Knowledge worker: We don't want lot of control hereit actually may hinder. However, we want to manage certain parts of environment. Works for knowledge, mobile, and even super users. Use a group policy to publish software. Still use GPO, but to ease administration.
Laptop: Two typesroad warriors, and the ones who occasionally take it home to work. Do we assign software all time, or when we are well connected?
There are GPOs for each computer and user settings.
User data and settings: roaming user profiles and folder redirection
Software installation and maintenance: publish and assign
Remote OS installation: RIS
IE maintenance settings
Things to think about
Scope of management
Usage of group policy
The AD structure: users' and computers' OU structure. Cannot plan in a vacuum: need a good understanding of the entire technology.
Performance: Will users tolerate a five-minute wait?
Keep it simple: Consider the highest TCO issues, and then use group policy to address them. The quicker we can show ROI, the better.
Major areas to consider for bang of buck
Desktop management: Registry settings, OS and components, applications, security settings, folder redirection
Management model: Centralized, delegated, or both. Delegation of administration (who can create GPO, who can link GPOs, or who can simply modify), separation of admin duties. Design for flexibility (don't lock yourself in).
Delegation of administration: Restrict to as few administrators as possible the ability to write to GPOs. Use the security tab (ACL editor). The group policy snap-in will not open a GPO that the current user does not have write permission to. All current extension snap-ins to gp assume they have write access. Use MMC policies to restrict certain snap-ins to those administrators who need them.
Tips for success
If using delegation model, then put the GPO there. Leverage the AD and associate GPOs at the level of delegation (typically lower in the tree).

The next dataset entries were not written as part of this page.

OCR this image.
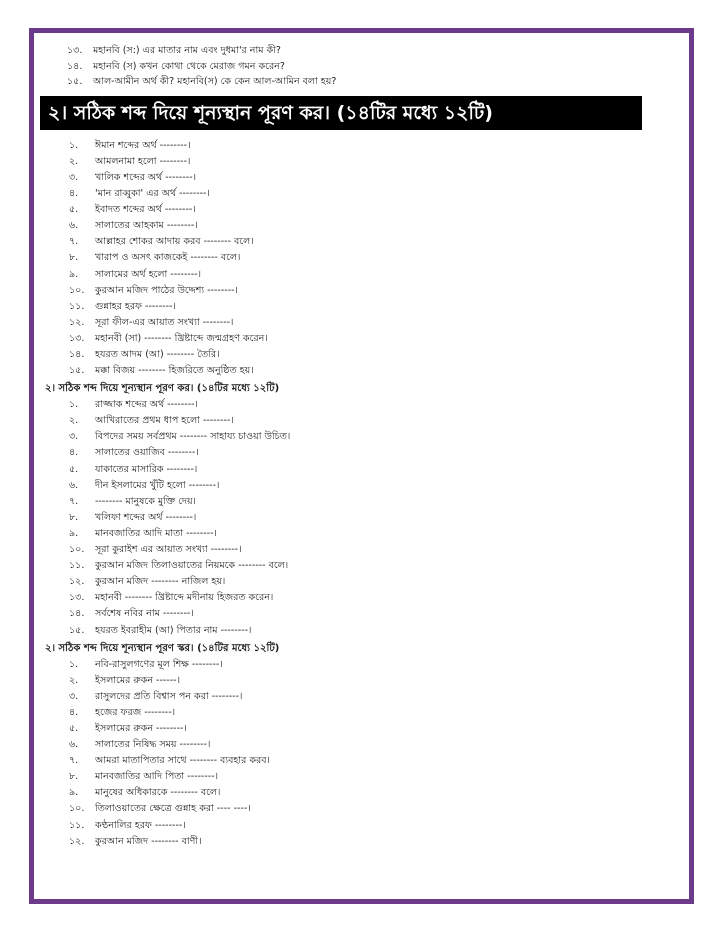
১৩. মহানবি (স:) এর মাতার নাম এবং দুধমা'র নাম কী?
১৪. মহানবি (স) কখন কোথা থেকে মেরাজ গমন করেন?
১৫. আল-আমীন অর্থ কী? মহানবি(স) কে কেন আল-আমিন বলা হয়?
২। সঠিক শব্দ দিয়ে শূন্যস্থান পূরণ কর। (১৪টির মধ্যে ১২টি)
১. ঈমান শব্দের অর্থ --------।
২. আমলনামা হলো --------।
৩. খালিক শব্দের অর্থ --------।
৪. 'মান রাব্বুকা' এর অর্থ --------।
৫. ইবাদত শব্দের অর্থ --------।
৬. সালাতের আহকাম --------।
৭. আল্লাহর শোকর আদায় করব -------- বলে।
৮. খারাপ ও অসৎ কাজকেই -------- বলে।
৯. সালামের অর্থ হলো --------।
১০. কুরআন মজিদ পাঠের উদ্দেশ্য --------।
১১. গুন্নাহর হরফ --------।
১২. সূরা ফীল-এর আয়াত সংখ্যা --------।
১৩. মহানবী (সা) -------- খ্রিষ্টাব্দে জন্মগ্রহণ করেন।
১৪. হযরত আদম (আ) -------- তৈরি।
১৫. মক্কা বিজয় -------- হিজরিতে অনুষ্ঠিত হয়।
২। সঠিক শব্দ দিয়ে শূন্যস্থান পূরণ কর। (১৪টির মধ্যে ১২টি)
১. রাজ্জাক শব্দের অর্থ --------।
২. আখিরাতের প্রথম ধাপ হলো --------।
৩. বিপদের সময় সর্বপ্রথম -------- সাহায্য চাওয়া উচিত।
৪. সালাতের ওয়াজিব --------।
৫. যাকাতের মাসারিক --------।
৬. দীন ইসলামের খুঁটি হলো --------।
৭. -------- মানুষকে মুক্তি দেয়।
৮. খলিফা শব্দের অর্থ --------।
৯. মানবজাতির আদি মাতা --------।
১০. সূরা কুরাইশ এর আয়াত সংখ্যা --------।
১১. কুরআন মজিদ তিলাওয়াতের নিয়মকে -------- বলে।
১২. কুরআন মজিদ -------- নাজিল হয়।
১৩. মহানবী -------- খ্রিষ্টাব্দে মদীনায় হিজরত করেন।
১৪. সর্বশেষ নবির নাম --------।
১৫. হযরত ইবরাহীম (আ) পিতার নাম --------।
২। সঠিক শব্দ দিয়ে শূন্যস্থান পূরণ স্কর। (১৪টির মধ্যে ১২টি)
১. নবি-রাসুলগণের মূল শিক্ষ --------।
২. ইসলামের রুকন ------।
৩. রাসুলদের প্রতি বিশ্বাস পন করা --------।
৪. হজের ফরজ --------।
৫. ইসলামের রুকন --------।
৬. সালাতের নিষিদ্ধ সময় --------।
৭. আমরা মাতাপিতার সাথে -------- ব্যবহার করব।
৮. মানবজাতির আদি পিতা --------।
৯. মানুষের অধিকারকে -------- বলে।
১০. তিলাওয়াতের ক্ষেত্রে গুন্নাহ করা ---- ----।
১১. কণ্ঠনালির হরফ --------।
১২. কুরআন মজিদ -------- বাণী।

If AD is flat, then delegation may not allow the granularity desired for gp. Use security groups and ACLs to filter the effects of GPOs.
For performance, limit the total number of GPOs that a given computer or user will have to process. Use ACLs and security groups to achieve this design goal.
Keep it simple: To ease management limit the use of block inheritance, enforce, and cross-domain GPO associations.
When these must be used, avoid using more than one at a time. Each one adds complexity.
Disable unused portion of the GPO. Use revision number for user of computer as a hint to its usage.
Limit how often group policy is updated. Each update will require a replication among all DCs.
Limit the number of administrators that can edit GPOs.
The scope may be huge. For example: Think of GPOs as regedit for AD. Application installation and removal for users and computers. Security: Set file system ACLs for thousands of users and computers.
Use test GPOs first. Make sure you know what the effect will be first.
Use the group policy infrastructure for modifying all GPO ACLs.
Whether for filtering the effect of a GPO, or the delegation of administration.
The group policy infrastructure handles the inherent differences between the AD and the file system (sysvol) ACLs. Individually modifying ACLs on objects or files that group policy uses may result in unpredictable and undesirable results.
In general, group similar settings in a given GPO.
A GPO that publishes Office 2000 should include the registry-based policies for it as well. Monolithic GPOs contain settings for all or many of the possible snap-ins. There is fast performance and fewer GPOs to process, but delegation is harder to do; it contains divergent settings. Segmented GPOs contain settings only for an individual snap-in. This requires more GPOs, which will impact performance, but it is easier to delegate.